How would Trump-Xi friendliness impact ASEAN?

US President Donald Trump (L) shakes hand with China's President Xi Jinping at the end of a press conference at the Great Hall of the People in Beijing on November 9, 2017. (AFP Photo/Fred Dufour)

US Presidents in the past have never been accorded the extent of Trump’s red-carpet treatment that he received when he arrived at China as part of his tour of Asia. The leader of the free world was greeted with pomp and splendour upon arrival in Beijing in what Chinese ambassador to the US, Cui Tiankai called, a “state visit-plus.”

In a press conference held after a two hour talk with Chinese President, Xi Jinping, Trump was full of praises for China – a far cry from his stance during the Presidential campaign trail where he lambasted the East Asian nation for “raping” the US economically.

However, Trump’s personal affinity towards Xi Jinping has done very little to erase the reality of Sino-US relations – that there will always be a mix of rivalry and cooperation between these powers.

“I don’t think the purported personal chemistry between Trump and Xi would lead to anything significant,” opined Shahriman Lockman, Senior Analyst of the Institute of Strategic and International Studies Malaysia, adding that, “hyperbole is inherent in meetings at the leadership level.”

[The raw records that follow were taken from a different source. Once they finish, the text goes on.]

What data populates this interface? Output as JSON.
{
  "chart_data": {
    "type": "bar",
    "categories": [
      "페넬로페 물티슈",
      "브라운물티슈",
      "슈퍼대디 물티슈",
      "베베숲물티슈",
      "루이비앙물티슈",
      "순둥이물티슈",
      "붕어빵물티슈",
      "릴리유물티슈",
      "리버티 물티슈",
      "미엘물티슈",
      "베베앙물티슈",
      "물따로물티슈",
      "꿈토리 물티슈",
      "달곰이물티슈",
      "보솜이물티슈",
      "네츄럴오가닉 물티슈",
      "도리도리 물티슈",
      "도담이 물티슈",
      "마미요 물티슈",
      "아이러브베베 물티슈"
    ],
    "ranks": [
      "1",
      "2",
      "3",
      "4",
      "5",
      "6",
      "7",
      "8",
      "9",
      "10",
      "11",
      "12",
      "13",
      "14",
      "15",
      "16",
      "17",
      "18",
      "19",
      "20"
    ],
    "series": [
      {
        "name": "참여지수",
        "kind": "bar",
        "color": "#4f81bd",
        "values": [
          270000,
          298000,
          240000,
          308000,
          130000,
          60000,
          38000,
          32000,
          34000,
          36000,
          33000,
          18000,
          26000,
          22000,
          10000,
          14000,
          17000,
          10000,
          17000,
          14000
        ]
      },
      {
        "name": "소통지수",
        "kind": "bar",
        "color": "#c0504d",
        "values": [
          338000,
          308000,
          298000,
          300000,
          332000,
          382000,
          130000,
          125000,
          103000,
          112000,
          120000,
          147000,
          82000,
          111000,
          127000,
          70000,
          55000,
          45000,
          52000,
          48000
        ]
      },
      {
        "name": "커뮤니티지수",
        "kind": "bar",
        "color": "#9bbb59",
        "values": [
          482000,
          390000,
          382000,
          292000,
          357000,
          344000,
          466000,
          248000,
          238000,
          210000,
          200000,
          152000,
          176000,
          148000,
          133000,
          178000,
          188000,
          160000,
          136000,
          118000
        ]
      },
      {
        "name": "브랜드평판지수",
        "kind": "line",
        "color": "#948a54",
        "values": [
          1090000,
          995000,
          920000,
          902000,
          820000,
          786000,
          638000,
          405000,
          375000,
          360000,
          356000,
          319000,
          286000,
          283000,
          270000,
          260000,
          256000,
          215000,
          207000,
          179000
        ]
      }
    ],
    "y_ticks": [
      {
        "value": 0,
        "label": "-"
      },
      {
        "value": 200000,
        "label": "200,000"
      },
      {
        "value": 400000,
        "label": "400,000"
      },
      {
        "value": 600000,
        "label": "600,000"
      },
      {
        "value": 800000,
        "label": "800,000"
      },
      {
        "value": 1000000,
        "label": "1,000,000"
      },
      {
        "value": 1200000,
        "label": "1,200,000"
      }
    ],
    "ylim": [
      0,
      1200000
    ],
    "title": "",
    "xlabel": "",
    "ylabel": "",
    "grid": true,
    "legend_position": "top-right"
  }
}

Such a dynamic is useful for the continued prosperous existence of the Association of Southeast Asian Nations (ASEAN). One of ASEAN’s major roles is to be manager of power relations – between its member states and the likes of the US and China – to ensure the region does not become a theatre for major power rivalry. Hence, with the US and China relatively wary of one another, ASEAN will continue to play an integral role in the rubrics of regional power politics.

“I think ASEAN’s goal is to try to manage major power relations with Southeast Asian countries in a way that gives Southeast Asian states more influence and autonomy in relation to these major powers. Hence, closer relations between China and the US under the Trump administration, even if real and not just rhetoric, will not replace this ASEAN function,” Senior Fellow of the ISEAS-Yusuf Ishak Institute, Dr Malcolm Cook told The ASEAN Post.

The stumbling block for the US is economic protectionism which cannot flourish in a region reliant on free trade and multilateral cooperation to prosper. In light of Trump’s “America First” rhetoric many ASEAN members have turned to greener pastures which remarkably comes in the form of Chinese economic development aid.

Percentage share of total ASEAN trade.

It is easy to then conflate this trend and assume that US leadership and influence in the region has waned. While protectionist behaviours will not win the Trump administration brownie points with ASEAN, trade is only one half of US policy in Southeast Asia – the other being, providing a security guarantee to ASEAN members.

The US still maintains a significant military and naval presence within the region, often to the ire of China. During Trump’s trip to Asia, the US, Japan and India held trilateral naval exercises in the Sea of Japan, which is something that would have definitely caught China’s eye.

“There’s no reduced US presence. If we go by the sheer amount of military activities carried out so far, it’s clear that the US Navy has increased the tempo over time. The same would apply to the US Pacific Air Forces,” Collin Koh Swee Lean a naval affairs expert at the Rajaratnam School of International Studies told The ASEAN Post.

A key struggle within the region is against Beijing’s sweeping claims to the South China Sea dispute. US involvement in the dispute is much welcomed by ASEAN member states especially those involved in the dispute. It serves as a key military counterbalance towards Beijing’s assertiveness especially since China has started reclaiming land and militarising several islets and reefs in the disputed waters.

Military assets comparison between US and China.

Against the backdrop of a rising China and a protectionist America, friendlier ties between Trump and Xi will not negatively impact ASEAN’s relevance within the regional security architecture. ASEAN should continue to do what it does best – moderate the competitive elements in Sino-US relations, thus helping preserve the balance of power within the region.